Oh God – they’re at it again!

I lose patience. This week astronomers announced they had found water on another planet. It’s a very important discovery, they tell us. We’re going to learn a lot.

Like… how to construct a shower that runs at a constant temperature without wild, genital‑numbing fluctuations; or how to keep next door’s cat from peeing on the geraniums.

No? Silly me.         

They don’t actually tell us what we’re going to learn that’s so important. They probably have some problems with that – because this planet they’re talking about it 63 light years away, or in real terms, 598,500,000,000,000 kilometres.

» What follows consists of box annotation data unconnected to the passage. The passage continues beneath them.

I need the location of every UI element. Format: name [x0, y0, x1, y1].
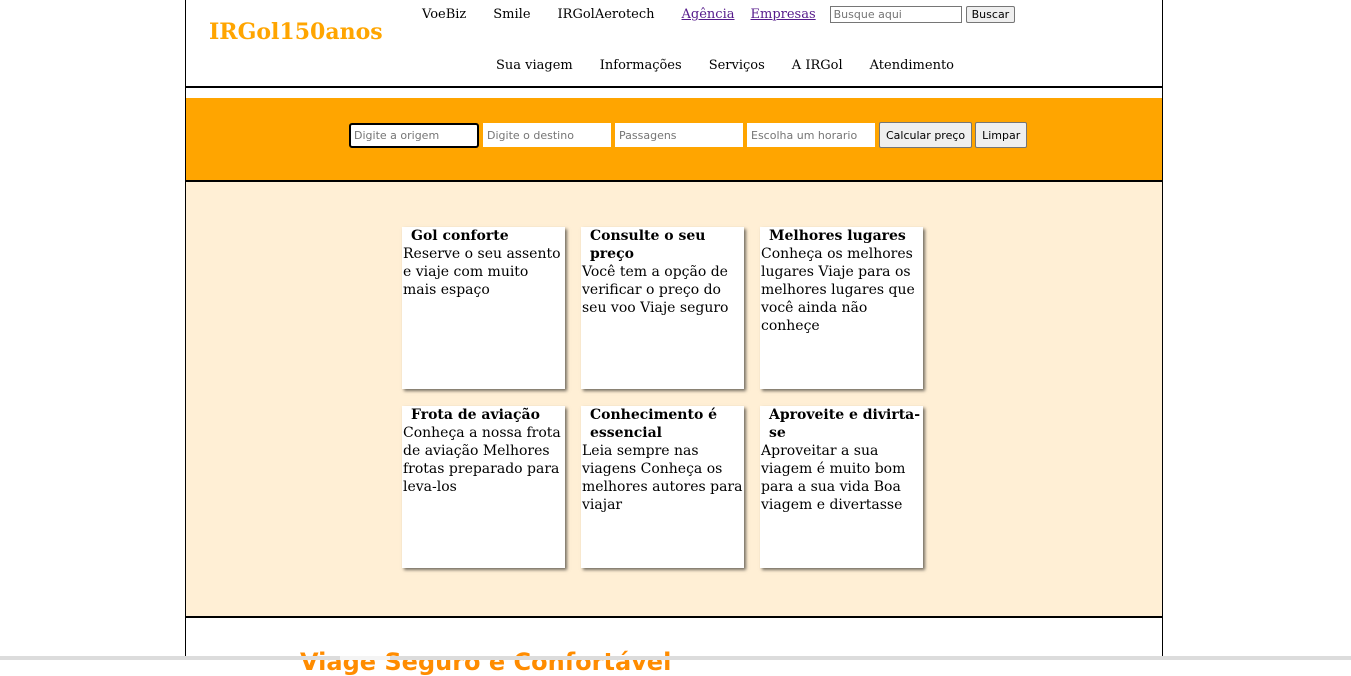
- feature-card-title: Frota de aviação: [411, 407, 540, 423]
- destination-input[interactable]: [483, 123, 611, 147]
- feature-card: Aproveite e divirta-se Aproveitar a sua …: [760, 406, 923, 568]
- calculate-price-button[interactable]: Calcular preço: [879, 122, 973, 148]
- feature-card-text: Você tem a opção de verificar o preço do…: [582, 264, 729, 316]
- site-logo[interactable]: IRGol150anos: [209, 19, 383, 45]
- top-link-irgolaerotech[interactable]: IRGolAerotech: [558, 7, 655, 22]
- scrollbar-thumb[interactable]: [340, 656, 390, 660]
- feature-card-text: Leia sempre nas viagens Conheça os melho…: [582, 443, 743, 513]
- feature-card-title: Gol conforte: [411, 228, 509, 244]
- origin-input[interactable]: [349, 122, 479, 148]
- site-search-input[interactable]: [829, 6, 962, 23]
- booking-form: Calcular preço Limpar: [349, 122, 1030, 148]
- nav-atendimento[interactable]: Atendimento: [870, 58, 954, 73]
- nav-informacoes[interactable]: Informações: [600, 58, 682, 73]
- feature-card-title: Melhores lugares: [769, 228, 906, 244]
- top-link-empresas[interactable]: Empresas: [751, 7, 816, 22]
- feature-card-title: Consulte o seu preço: [590, 228, 706, 262]
- feature-card: Consulte o seu preço Você tem a opção de…: [581, 227, 744, 389]
- feature-card-text: Aproveitar a sua viagem é muito bom para…: [761, 443, 906, 513]
- passengers-input[interactable]: [615, 123, 743, 147]
- nav-sua-viagem[interactable]: Sua viagem: [496, 58, 573, 73]
- site-search-button[interactable]: Buscar: [965, 6, 1016, 23]
- page-container: IRGol150anos VoeBiz Smile IRGolAerotech …: [185, 0, 1163, 660]
- time-input[interactable]: [747, 123, 875, 147]
- feature-card-text: Conheça a nossa frota de aviação Melhore…: [403, 425, 561, 495]
- top-link-smile[interactable]: Smile: [493, 7, 530, 22]
- footer-heading: Viage Seguro e Confortável: [300, 648, 672, 676]
- feature-card: Conhecimento é essencial Leia sempre nas…: [581, 406, 744, 568]
- booking-bar: Calcular preço Limpar: [186, 98, 1162, 182]
- feature-card-title: Aproveite e divirta-se: [769, 407, 921, 441]
- horizontal-scrollbar[interactable]: [0, 656, 1351, 660]
- feature-card-title: Conhecimento é essencial: [590, 407, 718, 441]
- site-header: IRGol150anos VoeBiz Smile IRGolAerotech …: [186, 0, 1162, 88]
- feature-card: Gol conforte Reserve o seu assento e via…: [402, 227, 565, 389]
- features-section: Gol conforte Reserve o seu assento e via…: [186, 182, 1162, 618]
- top-link-voebiz[interactable]: VoeBiz: [422, 7, 466, 22]
- nav-servicos[interactable]: Serviços: [709, 58, 765, 73]
- feature-grid: Gol conforte Reserve o seu assento e via…: [402, 227, 923, 568]
- feature-card: Frota de aviação Conheça a nossa frota d…: [402, 406, 565, 568]
- feature-card-text: Reserve o seu assento e viaje com muito …: [403, 246, 561, 298]
- top-nav: VoeBiz Smile IRGolAerotech Agência Empre…: [422, 6, 1016, 23]
- nav-a-irgol[interactable]: A IRGol: [792, 58, 843, 73]
- clear-button[interactable]: Limpar: [975, 122, 1028, 148]
- main-nav: Sua viagem Informações Serviços A IRGol …: [496, 58, 981, 73]
- feature-card: Melhores lugares Conheça os melhores lug…: [760, 227, 923, 389]
- top-link-agencia[interactable]: Agência: [682, 7, 735, 22]
- feature-card-text: Conheça os melhores lugares Viaje para o…: [761, 246, 915, 334]
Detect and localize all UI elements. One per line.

Pioneer 10, the rocket that was shot off to Jupiter, reached 51,840km/h. This means that if we all piled into the fastest machine on the planet (assuming it could handle the payload of six billion people) we could be there in 1,317,938 years.

Naturally, say the astronomers, we’re not planning to go there. What’s so exciting is that if we can spot water on this one, we can spot water on planets that are closer and that we can reach in more reasonable time frames…

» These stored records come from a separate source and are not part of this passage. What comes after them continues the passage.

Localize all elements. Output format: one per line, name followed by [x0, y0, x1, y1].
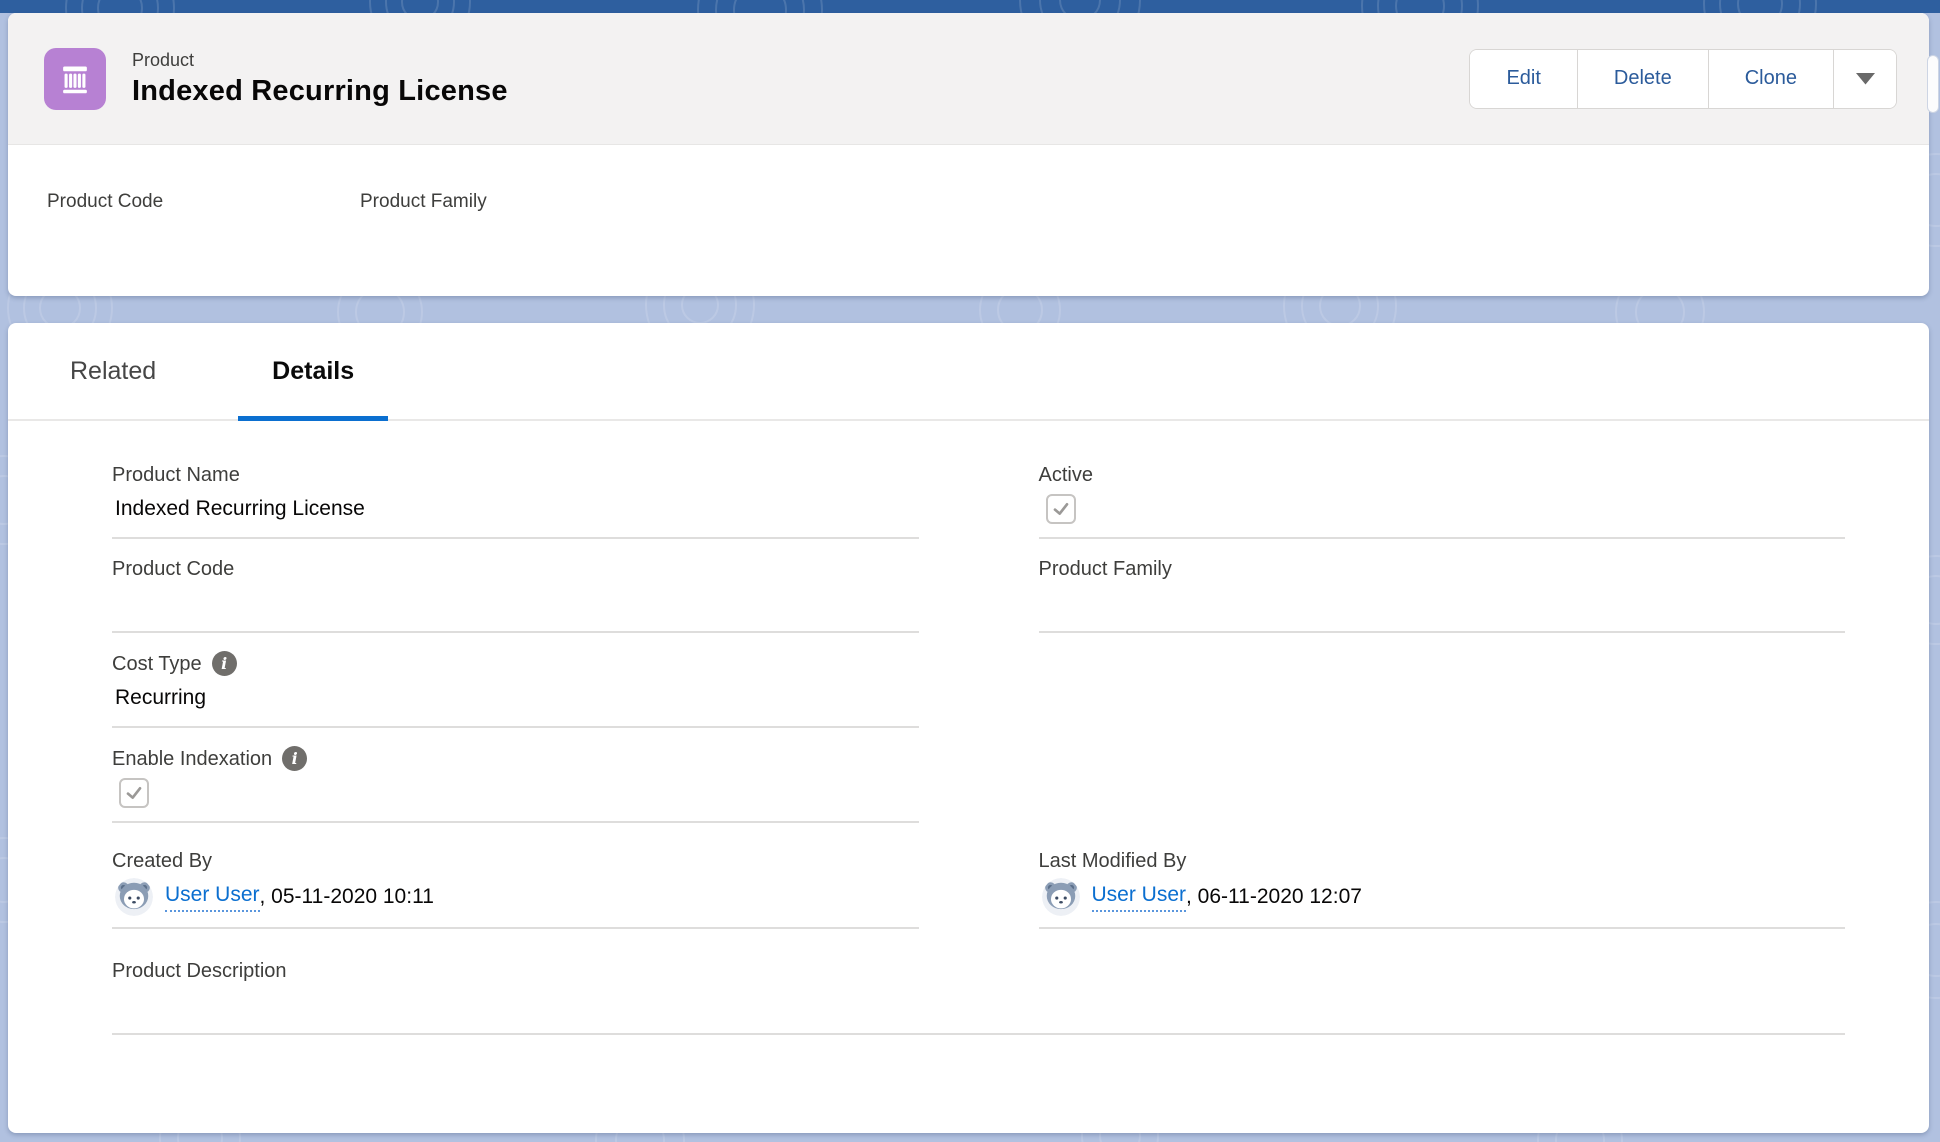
- field-label: Last Modified By: [1039, 849, 1846, 873]
- entity-label: Product: [132, 49, 508, 71]
- created-datetime: , 05-11-2020 10:11: [260, 885, 434, 909]
- field-label: Enable Indexation i: [112, 746, 919, 771]
- clone-button[interactable]: Clone: [1709, 50, 1834, 108]
- tab-details[interactable]: Details: [238, 323, 388, 419]
- tab-bar: Related Details: [8, 323, 1929, 421]
- field-product-description: Product Description: [8, 929, 1929, 1035]
- details-right-column: Active Product Family Last Modified By: [1039, 445, 1846, 929]
- field-value: [112, 581, 919, 633]
- user-avatar[interactable]: [1042, 878, 1080, 916]
- details-panel: Product Name Indexed Recurring License P…: [8, 421, 1929, 929]
- field-value: User User, 05-11-2020 10:11: [112, 873, 919, 929]
- field-value: [112, 771, 919, 823]
- delete-button[interactable]: Delete: [1578, 50, 1709, 108]
- info-icon[interactable]: i: [212, 651, 237, 676]
- field-enable-indexation: Enable Indexation i: [112, 746, 919, 823]
- info-icon[interactable]: i: [282, 746, 307, 771]
- action-button-group: Edit Delete Clone: [1469, 49, 1897, 109]
- edit-button[interactable]: Edit: [1470, 50, 1577, 108]
- field-label: Product Code: [112, 557, 919, 581]
- product-entity-icon: [44, 48, 106, 110]
- more-actions-button[interactable]: [1834, 50, 1896, 108]
- field-label: Active: [1039, 463, 1846, 487]
- field-label: Product Family: [360, 191, 673, 213]
- field-value: Recurring: [112, 676, 919, 728]
- field-label: Product Family: [1039, 557, 1846, 581]
- page-title: Indexed Recurring License: [132, 75, 508, 108]
- record-page: Product Indexed Recurring License Edit D…: [8, 13, 1929, 1133]
- field-label: Created By: [112, 849, 919, 873]
- record-detail-card: Related Details Product Name Indexed Rec…: [8, 323, 1929, 1133]
- field-created-by: Created By: [112, 849, 919, 929]
- checkbox-checked-icon: [1046, 494, 1076, 524]
- tab-related[interactable]: Related: [36, 323, 190, 419]
- product-crate-icon: [56, 60, 94, 98]
- details-left-column: Product Name Indexed Recurring License P…: [112, 445, 919, 929]
- chevron-down-icon: [1856, 73, 1875, 85]
- field-label: Product Description: [112, 959, 1845, 983]
- record-header-card: Product Indexed Recurring License Edit D…: [8, 13, 1929, 296]
- field-value: Indexed Recurring License: [112, 487, 919, 539]
- field-label: Product Name: [112, 463, 919, 487]
- field-product-code: Product Code: [112, 557, 919, 633]
- checkbox-checked-icon: [119, 778, 149, 808]
- field-label-text: Cost Type: [112, 652, 202, 676]
- record-header-top: Product Indexed Recurring License Edit D…: [8, 13, 1929, 145]
- last-modified-datetime: , 06-11-2020 12:07: [1186, 885, 1362, 909]
- last-modified-by-user-link[interactable]: User User: [1092, 883, 1187, 912]
- highlight-field-product-family: Product Family: [360, 191, 673, 213]
- field-label-text: Enable Indexation: [112, 747, 272, 771]
- field-label: Product Code: [47, 191, 360, 213]
- field-cost-type: Cost Type i Recurring: [112, 651, 919, 728]
- field-product-name: Product Name Indexed Recurring License: [112, 463, 919, 539]
- entity-text: Product Indexed Recurring License: [132, 49, 508, 108]
- highlight-field-product-code: Product Code: [47, 191, 360, 213]
- field-product-family: Product Family: [1039, 557, 1846, 633]
- field-value: [1039, 487, 1846, 539]
- created-by-user-link[interactable]: User User: [165, 883, 260, 912]
- field-active: Active: [1039, 463, 1846, 539]
- record-actions: Edit Delete Clone: [1469, 49, 1897, 109]
- page-scrollbar-thumb[interactable]: [1927, 55, 1939, 113]
- field-last-modified-by: Last Modified By: [1039, 849, 1846, 929]
- field-label: Cost Type i: [112, 651, 919, 676]
- highlights-panel: Product Code Product Family: [8, 145, 1929, 213]
- user-avatar[interactable]: [115, 878, 153, 916]
- field-value: [1039, 581, 1846, 633]
- field-value: [112, 983, 1845, 1035]
- field-value: User User, 06-11-2020 12:07: [1039, 873, 1846, 929]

They don’t define ‘more reasonable’. I’ve already written and told them that in my case that would be three hours, otherwise I’ll be desperate for a wee.

But what are they thinking of! If I were one of these astronomers I’d consider it my duty for the protection of the entire universe to chuck this knowledge in the duck pond.

We already have a planet with water on it – and we can’t even manage that. We have climate change, drought, water shortages and it’s getting worse. Are we really suggesting that the solution is to go somewhere else that’s handy, to stuff up things there, too!

(And by the way, we don’t have a water shortage. There’s exactly the same amount of water on the planet that there was when dinosaurs were drinking it – we just don’t have it in the right places, is all).

And forgetting about the incredibly exciting news that somewhere wildly beyond our comprehension there is another place with water, why are we doing this?

People are dying for lack of water on the planet we’ve got. Isn’t that a more pressing need?

I’d have a lot more time for astronomers if they could tell me how to stop hair growing in my ears, or how to retrieve the 20-cent piece that has slipped between the gearbox console and the driver’s seat in every car in the world.

Yes, I probably sound like a Philistine, but really… just because a group of people with the same kind of nerd factor as trainspotters and eggcup collectors are excited about it, it doesn’t mean I have to be.

What’s more, I’m sceptical. How can they be sure? Did a drop fall on their head? Of course not.

They’re sure because the presence of this water made starlight wobble, and water is the only thing that can do that. They make this claim despite the fact that this is the first time it’s ever happened, so how do they know?

I know and you know that there are many more natural laws out there than the few we know about.

The 20-cent piece in the car is one. A know-it-all scientist would probably say… “Someone dropped it.”

In every car in the world? Not a chance. The fact is: we don’t have to know everything. The fact is: we are never in our wildest dreams going to know everything. For any other planet within striking distance that’s a very good thing. Otherwise we’d go and live on it, and we haven’t learned how to live on this one yet.